Some practical points:
- With tightly worded documents, you can raise multiple rounds of seed funding using this technique, worth considering if you need an additional bridge between seed and Series A
- Given regulatory burdens and annual limits, practical to consider limiting number of sub-$100k net worth investors. Though that’s locking out many of the folks who want to access small, high growth companies. This is an obvious point lawmakers should revisit, but for now it is what it is.
- Be mindful that you’ll have to increase the number of shares in Series A to issue to the note holders who convert, and be transparent about that dilution with any potential Series A investors
- You can give each zero coupon note holder a right to buy the others out.
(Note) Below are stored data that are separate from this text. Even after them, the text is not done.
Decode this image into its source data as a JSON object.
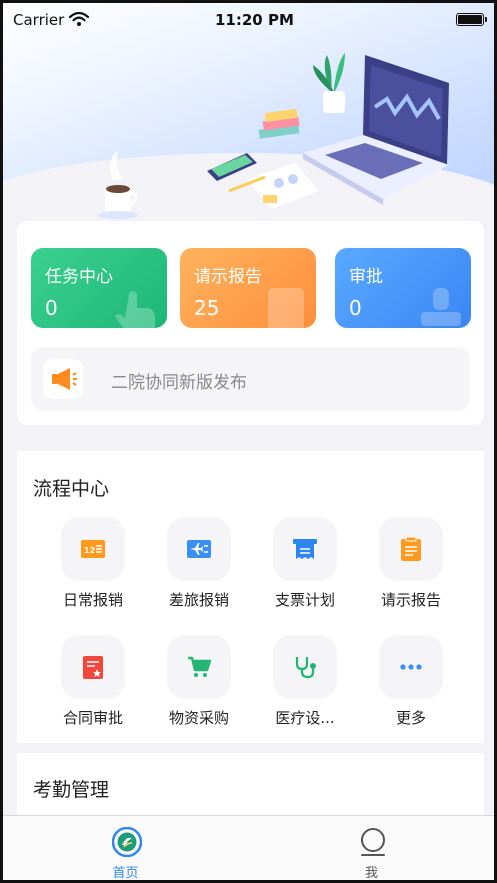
{
  "status_bar": {
    "carrier": "Carrier",
    "time": "11:20 PM"
  },
  "summary_tiles": [
    {
      "label": "任务中心",
      "count": "0",
      "color": "#2cc484"
    },
    {
      "label": "请示报告",
      "count": "25",
      "color": "#ff9e47"
    },
    {
      "label": "审批",
      "count": "0",
      "color": "#4a97fb"
    }
  ],
  "notice": {
    "text": "二院协同新版发布",
    "icon": "megaphone-icon"
  },
  "process_center": {
    "title": "流程中心",
    "items": [
      {
        "label": "日常报销",
        "icon": "daily-expense-icon",
        "color": "#ff9a1f"
      },
      {
        "label": "差旅报销",
        "icon": "travel-expense-icon",
        "color": "#3a8ff5"
      },
      {
        "label": "支票计划",
        "icon": "check-plan-icon",
        "color": "#2f86f0"
      },
      {
        "label": "请示报告",
        "icon": "report-icon",
        "color": "#ff9a1f"
      },
      {
        "label": "合同审批",
        "icon": "contract-icon",
        "color": "#f2473a"
      },
      {
        "label": "物资采购",
        "icon": "shopping-cart-icon",
        "color": "#22b573"
      },
      {
        "label": "医疗设...",
        "icon": "stethoscope-icon",
        "color": "#22b573"
      },
      {
        "label": "更多",
        "icon": "more-icon",
        "color": "#3a8ff5"
      }
    ]
  },
  "attendance": {
    "title": "考勤管理"
  },
  "tab_bar": {
    "tabs": [
      {
        "label": "首页",
        "icon": "home-logo-icon",
        "active": true,
        "color": "#2f86f0"
      },
      {
        "label": "我",
        "icon": "profile-icon",
        "active": false,
        "color": "#555555"
      }
    ]
  }
}
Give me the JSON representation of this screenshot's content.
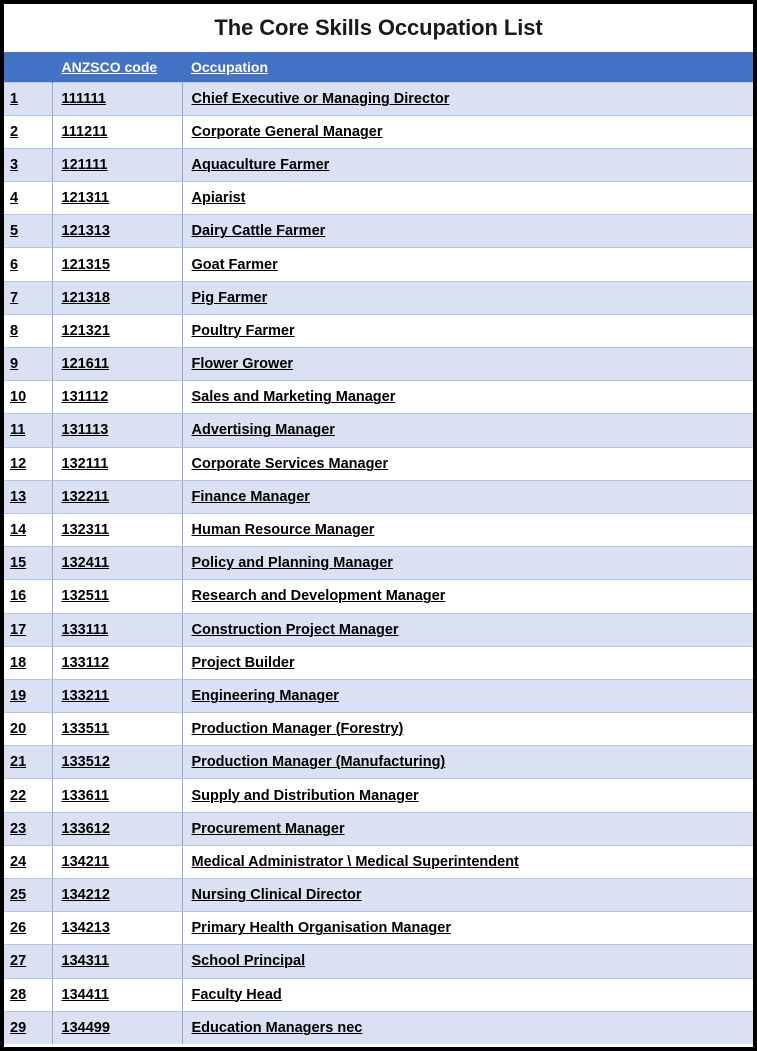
{
  "document": {
    "title": "The Core Skills Occupation List"
  },
  "colors": {
    "header_blue": "#4472C4",
    "row_shaded": "#D9E1F2",
    "row_plain": "#FFFFFF",
    "grid_line": "#B4C6E7",
    "column_divider": "#8EAADB",
    "outer_border": "#000000",
    "text": "#000000",
    "header_text": "#FFFFFF"
  },
  "table": {
    "columns": [
      {
        "key": "index",
        "label": ""
      },
      {
        "key": "code",
        "label": "ANZSCO code"
      },
      {
        "key": "occupation",
        "label": "Occupation"
      }
    ],
    "rows": [
      {
        "index": "1",
        "code": "111111",
        "occupation": "Chief Executive or Managing Director"
      },
      {
        "index": "2",
        "code": "111211",
        "occupation": "Corporate General Manager"
      },
      {
        "index": "3",
        "code": "121111",
        "occupation": "Aquaculture Farmer"
      },
      {
        "index": "4",
        "code": "121311",
        "occupation": "Apiarist"
      },
      {
        "index": "5",
        "code": "121313",
        "occupation": "Dairy Cattle Farmer"
      },
      {
        "index": "6",
        "code": "121315",
        "occupation": "Goat Farmer"
      },
      {
        "index": "7",
        "code": "121318",
        "occupation": "Pig Farmer"
      },
      {
        "index": "8",
        "code": "121321",
        "occupation": "Poultry Farmer"
      },
      {
        "index": "9",
        "code": "121611",
        "occupation": "Flower Grower"
      },
      {
        "index": "10",
        "code": "131112",
        "occupation": "Sales and Marketing Manager"
      },
      {
        "index": "11",
        "code": "131113",
        "occupation": "Advertising Manager"
      },
      {
        "index": "12",
        "code": "132111",
        "occupation": "Corporate Services Manager"
      },
      {
        "index": "13",
        "code": "132211",
        "occupation": "Finance Manager"
      },
      {
        "index": "14",
        "code": "132311",
        "occupation": "Human Resource Manager"
      },
      {
        "index": "15",
        "code": "132411",
        "occupation": "Policy and Planning Manager"
      },
      {
        "index": "16",
        "code": "132511",
        "occupation": "Research and Development Manager"
      },
      {
        "index": "17",
        "code": "133111",
        "occupation": "Construction Project Manager"
      },
      {
        "index": "18",
        "code": "133112",
        "occupation": "Project Builder"
      },
      {
        "index": "19",
        "code": "133211",
        "occupation": "Engineering Manager"
      },
      {
        "index": "20",
        "code": "133511",
        "occupation": "Production Manager (Forestry)"
      },
      {
        "index": "21",
        "code": "133512",
        "occupation": "Production Manager (Manufacturing)"
      },
      {
        "index": "22",
        "code": "133611",
        "occupation": "Supply and Distribution Manager"
      },
      {
        "index": "23",
        "code": "133612",
        "occupation": "Procurement Manager"
      },
      {
        "index": "24",
        "code": "134211",
        "occupation": "Medical Administrator \\ Medical Superintendent"
      },
      {
        "index": "25",
        "code": "134212",
        "occupation": "Nursing Clinical Director"
      },
      {
        "index": "26",
        "code": "134213",
        "occupation": "Primary Health Organisation Manager"
      },
      {
        "index": "27",
        "code": "134311",
        "occupation": "School Principal"
      },
      {
        "index": "28",
        "code": "134411",
        "occupation": "Faculty Head"
      },
      {
        "index": "29",
        "code": "134499",
        "occupation": "Education Managers nec"
      }
    ]
  }
}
This is useful when your convert trigger is a revenue milestone, since it gives investors a possible exit post conversion in the absence of a Series A or buyout.
For the obvious reasons – the information above isn’t intended to & does not constitute legal advice. You should get customized advice for your specific situation. The views expressed are my own. That said, happy to take general questions and help where I can.
Abhishek Singh (@gl_citizen) is an entrepreneur and lawyer. He presently divides his time between managing the legal function for Southeast Asia for a US Fortune 50 company, and working with start-ups in Asia. Abhishek was previously a technology media and telecoms (TMT) lawyer, having advised a number of blue chips and start-ups in the TMT space in Asia on matters ranging from market entry to attempting, and defending against, hostile takeovers. Abhishek has also been an advisor to the Government of Afghanistan on TMT policy, and has authored chapters on present and suggested future directions for TMT policy in Asia in the UN supported publication Digital Review of Asia-Pacific. Abhishek graduated from the University of Sydney, Australia, with degrees in Economics/Econometrics and Law. He presently lives in Singapore.
3 thoughts on “Crowdfunding for Startups – Using Convertible Z-coupon Convertible Notes”
Thanks for initiating that discussion on twitter. I would think it would be a good idea to talk about PPO oost public offering concept because it’s bound to come up and you’d be the first to write about it and me the first to coin it. Anyways, just a thiugt
You are also encouraged to tweet your question to @gl_citizen. Thanks!
Thanks. Pardon the ignorance but I wasn’t sure what you meant by ‘PPO post public offering’ if you can clarify, happy to answer.